Kondisi neurologis kronis menunda waktu dekannulasi trakeostomi di antara bayi prematur dengan displasia bronkopulmonalis berat (BPD), sebuah studi baru menemukan.

Peneliti secara retrospektif menilai 93 bayi prematur yang menderita BPD atau penyakit paru-paru kronis prematur. Informasi yang relevan diambil dari rekam medis elektronik. Semua peserta mengalami ketergantungan trakeostomi dan ventilator. Hasil utama yang menarik adalah waktu dekannulasi.

Pemasangan trakeostomi dilakukan pada usia rata-rata 148 hari dan kemudian diangkat pada usia rata-rata 3,3 ± 1,12 tahun pada 66 pasien. Satu pasien dirawat kembali setelah kegagalan ekstubasi selama rekonstruksi saluran napas satu tahap; pasien lain meninggal selama penelitian.

Partisipan kemudian dikategorikan menurut faktor risiko klinis: 25 persen (n = 23) membutuhkan rekonstruksi saluran napas, 24 persen (n = 22) menderita hipertensi paru, 15 persen (n = 14) memiliki kondisi neurologis kronis, dan 20 persen (n = 19) memiliki ketiga faktor risiko; 16 persen (n = 15), sebaliknya, tidak memiliki semua hal di atas.

Dari semua kategori risiko, pasien dengan kondisi neurologis kronis saja melihat waktu terlama untuk dekannulasi, pada hitungan hari rata-rata 1.428. Sebagai perbandingan, median waktu dekanulasi pada pasien tanpa faktor risiko hanya 1.074 hari.

Analisis multivariabel menegaskan bahwa memiliki kondisi neurologis kronis secara signifikan menunda waktu dekanulasi (rasio bahaya, 0,3, interval kepercayaan 95 persen, 0,09-0,98). Tak satu pun dari kelompok risiko lain mencapai signifikansi.

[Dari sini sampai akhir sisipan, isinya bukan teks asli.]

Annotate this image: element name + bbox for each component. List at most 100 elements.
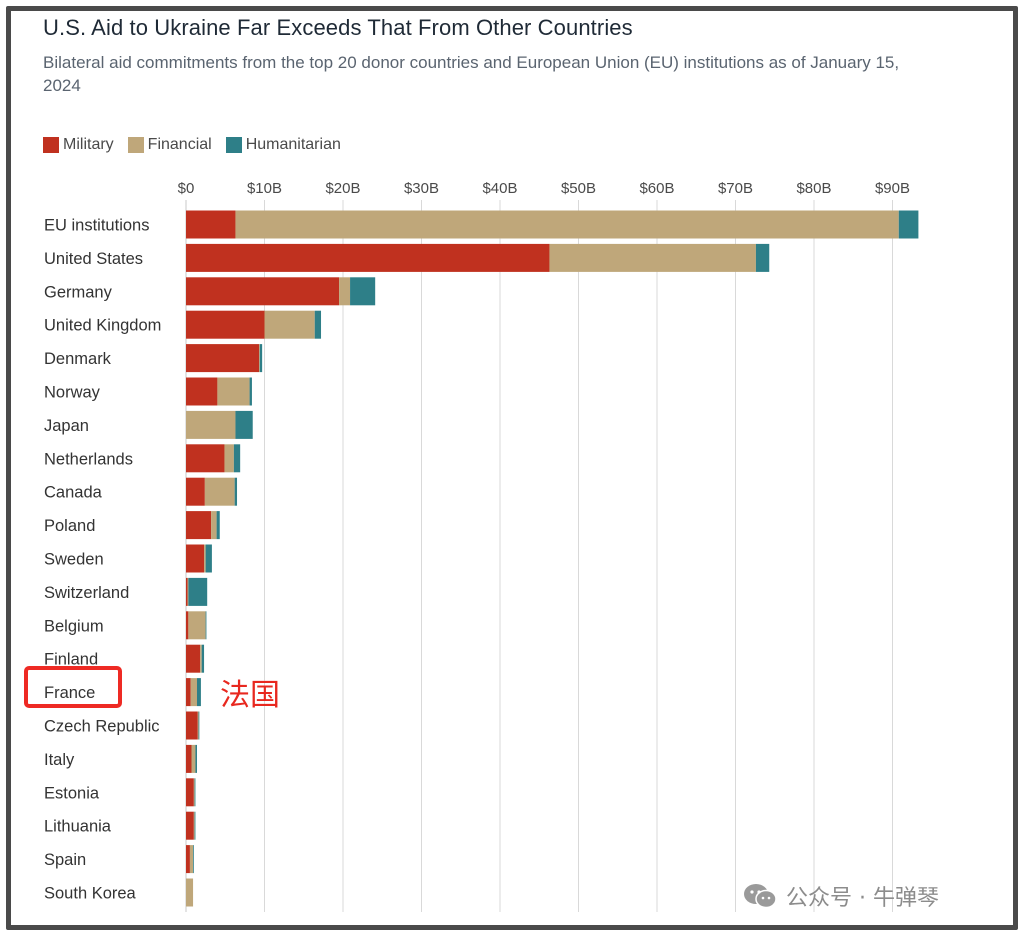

“Memahami faktor pendorong untuk asosiasi ini akan memungkinkan dokter untuk memberikan panduan yang lebih banyak informasi kepada keluarga saat mereka menavigasi proses kompleks ventilasi mekanis jangka panjang,” kata para peneliti. "Studi masa depan secara prospektif menilai peran dan interaksi faktor yang dapat dimodifikasi dan yang tidak dapat diubah diperlukan untuk mengidentifikasi area untuk perbaikan dalam perawatan."